Not Keeping an Individual Ledger for Each Client
Sometimes attorneys think they can keep track of every client's account balance in their heads. At some point, they can't. And even if they can, what happens to those client accounts if something happens to the attorney?
Calloway described a situation she encountered where an attorney kept two trust accounts. He would use one trust account for one month, and switch to the other trust account the next month. His belief was that by letting each account reach a zero balance during the month it was used, he would not have to keep individual trust ledgers on the money that remained in the account. He was mistaken. Ethics rules require keeping a balance sheet on each client so that specific client funds can be identified.
To be in compliance with bar association requirements, the attorneys must keep records showing how much money every client has in trust at any given time. Deposits and disbursements must be clearly tracked in some way that makes it easy to determine each client's trust account balance. Otherwise, it would be quite easy for one client's money to get spent on another client's case.
Not Balancing the Individual Client Balances Against the Overall Account
Attorneys should not just make sure their overall trust account is balanced at the end of the month, nor should they only make sure that each individual client account is balanced. Compare the two together and balance them against each other. Comparing the overall balances will sometimes reveal an accounting error made on an individual account, where a check or a deposit was overlooked. This simple step will sometimes catch errors that could have resulted in a bounced trust account check.

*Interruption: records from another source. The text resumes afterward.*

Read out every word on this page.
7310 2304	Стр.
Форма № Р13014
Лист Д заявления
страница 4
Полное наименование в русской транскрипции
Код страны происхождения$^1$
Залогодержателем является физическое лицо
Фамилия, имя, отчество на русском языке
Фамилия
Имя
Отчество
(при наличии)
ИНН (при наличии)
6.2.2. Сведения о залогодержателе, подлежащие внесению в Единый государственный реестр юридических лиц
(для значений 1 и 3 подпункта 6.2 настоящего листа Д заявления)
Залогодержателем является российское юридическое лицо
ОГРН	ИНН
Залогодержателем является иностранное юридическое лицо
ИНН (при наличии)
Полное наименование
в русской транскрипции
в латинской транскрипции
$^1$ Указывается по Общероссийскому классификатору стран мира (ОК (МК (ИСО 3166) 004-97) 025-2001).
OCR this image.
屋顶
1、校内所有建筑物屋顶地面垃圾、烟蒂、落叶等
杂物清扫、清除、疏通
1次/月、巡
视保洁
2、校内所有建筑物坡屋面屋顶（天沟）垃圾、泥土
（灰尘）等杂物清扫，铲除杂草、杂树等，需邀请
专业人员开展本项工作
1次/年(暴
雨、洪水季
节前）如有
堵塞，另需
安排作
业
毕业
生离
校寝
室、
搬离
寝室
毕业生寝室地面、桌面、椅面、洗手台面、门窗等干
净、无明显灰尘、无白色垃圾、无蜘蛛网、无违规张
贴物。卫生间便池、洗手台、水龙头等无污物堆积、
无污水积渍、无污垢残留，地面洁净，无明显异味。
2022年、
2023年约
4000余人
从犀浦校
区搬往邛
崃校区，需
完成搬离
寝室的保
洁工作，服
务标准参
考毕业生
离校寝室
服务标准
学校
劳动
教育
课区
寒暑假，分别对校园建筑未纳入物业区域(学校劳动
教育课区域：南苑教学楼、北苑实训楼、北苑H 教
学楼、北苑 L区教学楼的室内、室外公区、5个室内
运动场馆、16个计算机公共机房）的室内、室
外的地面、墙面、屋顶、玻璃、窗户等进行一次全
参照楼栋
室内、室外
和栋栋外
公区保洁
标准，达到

Some attorneys realize their trust accounts are screwed up, but they don't know how to fix the problem. One solution is to contact a law practice management advisor. Many state bar associations now offer free law practice management advice to their bar association members, and a number of private law practice management advisors also offer their services for a fee.
Some lawyers may be afraid of discussing their trust account situation with any attorney, especially with a lawyer working for the state bar association, because of the mandatory reporting requirements for ethics violations. However, in many states, the rules of professional conduct now specifically exclude their law practice management consultants from reporting such problems to their ethics board. Nerino J. Petro, the Practice Management Advisor for the Law Office Management Assistance program of the State Bar of Wisconsin, notes that while rules vary from state to state, some states like Wisconsin have implemented rules granting confidentiality to attorneys seeking help from the state bar's law office management assistance program (LOMAP).
Properly managing a trust account can be a hassle, but losing a law license over sloppy record-keeping would be even worse. Lawyers who are having trouble managing their trust accounts should promptly address the problem by getting help from a qualified accountant or from a law practice management consultant.